Mid-tier teams in X and Y competitive singles decided on a Timid nature as the best choice for Vivillon, which increases Speed and decreases physical attack. Many Vivillon also held a Focus Sash to prevent being one-hit KO’d. Some trainers decided to run a slightly different set with Leftovers and Substitute, leaving Hurricane as its only attacking move. Both this build and the more traditional Quiver Dance option saw play in the NU and RU tiers of competitive Smogon singles for years to come. This led Butterfree to become untiered from competitive play, now being clearly outclassed.
While Butterfree enjoys a powerful second ability in Tinted Lens, that wasn’t enough to save it competitively, even with the Gigantamax form it gained in Sword and Shield. Tinted Lens powers up moves that would otherwise not be very effective, something that Butterfree found useful against Pokemon it may ordinarily struggle against. It just wasn’t quite enough to see any relevance in competitive play, although more than a few would find their way onto Sword and Shield teams in game out of sheer nostalgia.
Vivillon Finds Competitive Success in Sun and Moon
In Generation 7, Vivillon continued to find competitive success, with Flyinium Z powering up its already excellent ace move in Hurricane. It continued to run the same move set as in X and Y, holding its own even as power creep gave it Mega forms to deal with, too. For some reason, though, Game Freak decided after Generation 7 to send Vivillon into temporary retirement for Generation 8, opting to give Butterfree a GMAX form instead.

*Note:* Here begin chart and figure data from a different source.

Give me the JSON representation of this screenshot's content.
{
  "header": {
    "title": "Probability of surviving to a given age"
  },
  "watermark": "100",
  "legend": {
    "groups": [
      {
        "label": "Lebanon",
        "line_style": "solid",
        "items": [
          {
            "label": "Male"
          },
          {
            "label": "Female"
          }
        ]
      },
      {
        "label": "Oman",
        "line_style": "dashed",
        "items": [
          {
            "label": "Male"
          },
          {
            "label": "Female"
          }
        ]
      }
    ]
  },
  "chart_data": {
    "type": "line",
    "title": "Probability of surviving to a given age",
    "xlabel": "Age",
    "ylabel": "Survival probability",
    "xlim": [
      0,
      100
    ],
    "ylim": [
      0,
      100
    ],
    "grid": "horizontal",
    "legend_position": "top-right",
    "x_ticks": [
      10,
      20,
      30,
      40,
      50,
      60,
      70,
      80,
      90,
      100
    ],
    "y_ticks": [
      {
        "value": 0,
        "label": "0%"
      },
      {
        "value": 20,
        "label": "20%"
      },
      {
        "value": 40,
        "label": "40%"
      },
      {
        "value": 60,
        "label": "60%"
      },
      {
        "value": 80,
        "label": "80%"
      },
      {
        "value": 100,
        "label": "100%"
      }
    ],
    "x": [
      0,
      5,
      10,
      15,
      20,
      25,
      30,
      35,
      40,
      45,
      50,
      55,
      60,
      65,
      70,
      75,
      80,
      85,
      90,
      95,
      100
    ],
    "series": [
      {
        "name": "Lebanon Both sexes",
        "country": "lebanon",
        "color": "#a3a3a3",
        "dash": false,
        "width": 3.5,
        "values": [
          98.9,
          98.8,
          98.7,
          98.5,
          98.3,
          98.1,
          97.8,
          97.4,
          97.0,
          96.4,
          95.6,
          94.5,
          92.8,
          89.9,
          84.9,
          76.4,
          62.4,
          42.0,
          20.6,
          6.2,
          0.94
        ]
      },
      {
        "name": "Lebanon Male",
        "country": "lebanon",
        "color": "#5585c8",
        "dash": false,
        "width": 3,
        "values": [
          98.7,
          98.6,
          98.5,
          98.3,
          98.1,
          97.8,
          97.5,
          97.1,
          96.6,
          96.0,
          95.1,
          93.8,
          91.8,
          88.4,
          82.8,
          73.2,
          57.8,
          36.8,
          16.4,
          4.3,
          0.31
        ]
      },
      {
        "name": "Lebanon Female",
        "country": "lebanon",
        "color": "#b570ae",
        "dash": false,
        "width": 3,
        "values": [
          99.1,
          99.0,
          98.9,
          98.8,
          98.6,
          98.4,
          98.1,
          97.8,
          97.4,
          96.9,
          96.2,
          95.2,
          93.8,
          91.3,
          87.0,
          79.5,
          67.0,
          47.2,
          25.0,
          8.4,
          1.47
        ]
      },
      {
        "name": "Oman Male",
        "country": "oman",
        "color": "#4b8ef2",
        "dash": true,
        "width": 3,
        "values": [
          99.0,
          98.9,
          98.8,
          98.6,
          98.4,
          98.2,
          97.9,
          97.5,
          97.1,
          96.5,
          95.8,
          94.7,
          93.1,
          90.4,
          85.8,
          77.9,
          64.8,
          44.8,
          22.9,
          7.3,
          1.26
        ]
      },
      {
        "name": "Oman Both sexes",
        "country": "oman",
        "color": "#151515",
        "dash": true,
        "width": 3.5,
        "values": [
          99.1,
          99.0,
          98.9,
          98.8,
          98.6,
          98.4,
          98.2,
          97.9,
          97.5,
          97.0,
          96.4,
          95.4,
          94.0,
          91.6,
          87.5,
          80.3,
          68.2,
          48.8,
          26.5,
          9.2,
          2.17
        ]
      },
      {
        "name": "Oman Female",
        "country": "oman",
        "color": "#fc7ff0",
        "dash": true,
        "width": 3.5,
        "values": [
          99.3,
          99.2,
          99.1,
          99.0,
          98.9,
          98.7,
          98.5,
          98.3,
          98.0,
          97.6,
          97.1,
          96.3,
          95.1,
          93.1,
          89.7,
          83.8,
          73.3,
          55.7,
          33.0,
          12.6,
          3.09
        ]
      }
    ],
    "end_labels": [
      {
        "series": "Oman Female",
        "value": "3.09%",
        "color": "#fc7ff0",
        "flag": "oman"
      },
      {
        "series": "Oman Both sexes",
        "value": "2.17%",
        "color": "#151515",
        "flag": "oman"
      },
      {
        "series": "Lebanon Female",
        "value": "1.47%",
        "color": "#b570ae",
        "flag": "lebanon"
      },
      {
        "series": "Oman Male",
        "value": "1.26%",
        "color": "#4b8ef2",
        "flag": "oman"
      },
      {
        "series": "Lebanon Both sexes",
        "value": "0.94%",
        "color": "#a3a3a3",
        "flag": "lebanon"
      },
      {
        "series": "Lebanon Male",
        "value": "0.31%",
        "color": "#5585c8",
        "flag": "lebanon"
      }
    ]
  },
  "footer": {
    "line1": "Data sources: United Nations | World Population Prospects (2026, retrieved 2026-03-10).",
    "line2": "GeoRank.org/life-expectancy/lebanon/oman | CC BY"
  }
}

While I appreciate the love given to Butterfree, it’s fairly obvious at this point that Vivillon is a strictly better Pokemon, not just in competitive play, but just overall. Yes, Vivillon is a darn good Pokemon that got shafted in Sword and Shield, so I’m glad to see that the pretty bug will return for Scarlet and Violet. While I adore Butterfree and have lots of good memories with that Pokemon, Vivillon is a good Pokemon I wouldn’t hesitate to use on my team.
But, is Vivillon a good Pokemon in Generation 9?
In Scarlet and Violet, Vivillon can easily be an early team member, as Scatterbug can be found on Poco Path, the very first route of the game. Vivillon in its fully evolved form can also be found in the wild in North Province Areas One, Two, and Three.
On the competitive side, in VGC Series 1 Doubles, Vivillon ranked around 150th in usage, running a mostly utility moveset: Sleep Powder, Tailwind, Rage Powder, and Pollen Puff. With these moves, Vivillon can do quite a few things: putting key threats to sleep, boosting your team’s speed, redirecting attacks to Vivillon, and having a Grass-type move that can both hit for decent damage and heal your ally.
In singles, specifically Smogon OU, it’s ranked around #180, running a Quiver Dance set to boost its Special Attack and Speed, with Hurricane and Bug Buzz as its main offensive moves. Some Vivillon are run with Substitute instead of Bug Buzz for longevity in setting up more than one Quiver Dance. It can be a surprise sweeper, but its base 89 Speed is simply not going to cut it against many of the faster Pokemon released in recent generations.
Before I end this analysis, there is one thing about Vivillon I must reveal however. Its National Pokedex number… is #666. Take that as you will, but I highly doubt Vivillon will be a demon in Generation 9 competitive Pokemon.